C. incarne une contradiction sociale : il est, et se veut, un parasite dans la nouvelle société kémaliste des années 50, obstiné malgré sa mauvaise conscience à vivre d’un « argent volé », celui de l’héritage paternel, qu’il dilapide à plaisir, déterminé à être lui aussi un « homme inutile », dans la lignée du héros de Sait Faik, par révolte envers un père qu’il n’en finit pas de tuer. Et la séquence finale de reconstitution des scènes de chaste intimité avec Zehra dans les bras de la prostituée bigleuse qui hante le récit, se solde par un nouveau fiasco : la femme qui louche est l’antithèse de la « passante » que sacralise la foule. À ce titre la scène parodie la rencontre rêvée par C.. En même temps, l’échec résulte de la tentation de C. de créer un simulacre d’amour avec la prostituée, qui a sa morale et ne mélange pas argent et sentiment. Tentative triplement maladroite donc, qui tout en vexant la putain met à mal les figures idéalisées de Zehra et de B. et n’aboutit qu’à relancer la frustration du héros vers la catastrophe ultime : « Ne serait-il pas le jouet d’une entité occulte, narquoise, terrible ? »

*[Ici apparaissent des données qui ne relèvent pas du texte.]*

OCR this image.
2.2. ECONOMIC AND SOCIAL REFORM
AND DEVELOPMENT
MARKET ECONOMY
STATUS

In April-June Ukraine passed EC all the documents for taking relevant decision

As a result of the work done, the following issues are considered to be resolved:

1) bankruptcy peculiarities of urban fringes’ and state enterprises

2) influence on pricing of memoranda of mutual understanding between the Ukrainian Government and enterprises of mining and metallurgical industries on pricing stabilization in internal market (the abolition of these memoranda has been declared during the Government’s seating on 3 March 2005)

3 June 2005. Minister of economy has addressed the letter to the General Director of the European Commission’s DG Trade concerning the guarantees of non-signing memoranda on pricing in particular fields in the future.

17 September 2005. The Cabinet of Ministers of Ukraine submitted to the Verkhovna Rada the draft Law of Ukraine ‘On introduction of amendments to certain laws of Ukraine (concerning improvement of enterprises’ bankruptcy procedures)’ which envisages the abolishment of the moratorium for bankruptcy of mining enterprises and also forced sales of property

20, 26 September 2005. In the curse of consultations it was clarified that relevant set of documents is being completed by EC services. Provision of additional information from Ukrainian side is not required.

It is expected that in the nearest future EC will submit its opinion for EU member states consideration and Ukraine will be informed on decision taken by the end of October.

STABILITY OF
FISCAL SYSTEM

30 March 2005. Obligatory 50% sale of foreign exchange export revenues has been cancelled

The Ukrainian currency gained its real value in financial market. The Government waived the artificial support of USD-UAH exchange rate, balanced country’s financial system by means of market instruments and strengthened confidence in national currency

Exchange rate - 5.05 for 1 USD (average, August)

À l’expression de cet enfermement quasi paranoïaque, qui annonce celui du gérant d’Anayurt Oteli, la technique narrative contribue, dès l’incipit : « Je me suis dit soudain qu’elle était peut-être là » — et l’indétermination du pronom personnel en turc — le « O »— accentue l’effet d’intériorisation du discours, saisi parfois dans un flux de conscience (ce n’est sans doute pas un hasard si le récit fait référence à Faulkner, dont on sait l’influence sur la littérature turque de ces années-là), un déferlement où se mêlent en vrac publicité urbaine détournée, phrase entendue dans l’enfance, sensation présente, ou de soudains flash-back de la « scène capitale » dont la répétition lancinante marque l’emprise de plus en plus forte du traumatisme initial. Ou bien c’est la vision de C., qui est marginalisée par les a parte réducteurs du narrateur, le regard de témoins muets, anonymes, qui en sont les avatars, ou les points de vues externes que confrontent au sien le journal ou les lettres de ses maîtresses d’une saison.

« Une étrange légende »

« Garip bir efsane », « une étrange légende », lit-on dans l’épigraphe du roman, empruntée à Bâki, poète du Divan. Légende, ou fable, le récit de l’infortune de C. semble inviter à d’autres lectures. Un personnage réduit à son initiale, C., comme celle qu’on n’aperçoit jamais qu’en profil perdu, B., devrait en effet favoriser la généralisation, au-delà du simple drame d’un conflit œdipien. C’est que les cartes dont dispose le héros sont biseautées, que même le nom de la place Taksim, où il donne un rendez-vous à Gülfer, prête à confusion : « partage », comme semble le comprendre son amoureuse, ou « division » ? Et les méprises de C. , dues sans doute à l’inattention aux êtres réels où son idée fixe le réduit, vont jusqu’à brouiller son rapport à l’art. Dans la villégiature, il n’avait emporté avec lui, et accroché côte à côte, que les deux tableaux qui lui avaient été offerts, l’un par Ayşe, qu’il retrouve peu après sur la plage, l’autre par un peintre du même atelier, qui réapparaîtra bien plus tard, pour lui annoncer… son mariage avec Ayşe. Comment C. ne se sentirait-il pas floué par l’existence et par l’art, si ces deux toiles, qu’il ne devait qu’à la faveur de deux artistes, se trouvent préfigurer, et murer, son destin ? Il n’y aurait donc pas d’autre échappatoire qu’une sécession silencieuse, celle-même de l’écrivain, à jamais persona non grata. À ce compte, ne faut-il pas lire une ironie supplémentaire dans ce détournement de l’épigraphe due à un poète de cour ? Une dizaine d’années plus tard, le très lent étranglement d’Anayurt Oteli allait porter au paroxysme le sentiment d’étrangeté au monde.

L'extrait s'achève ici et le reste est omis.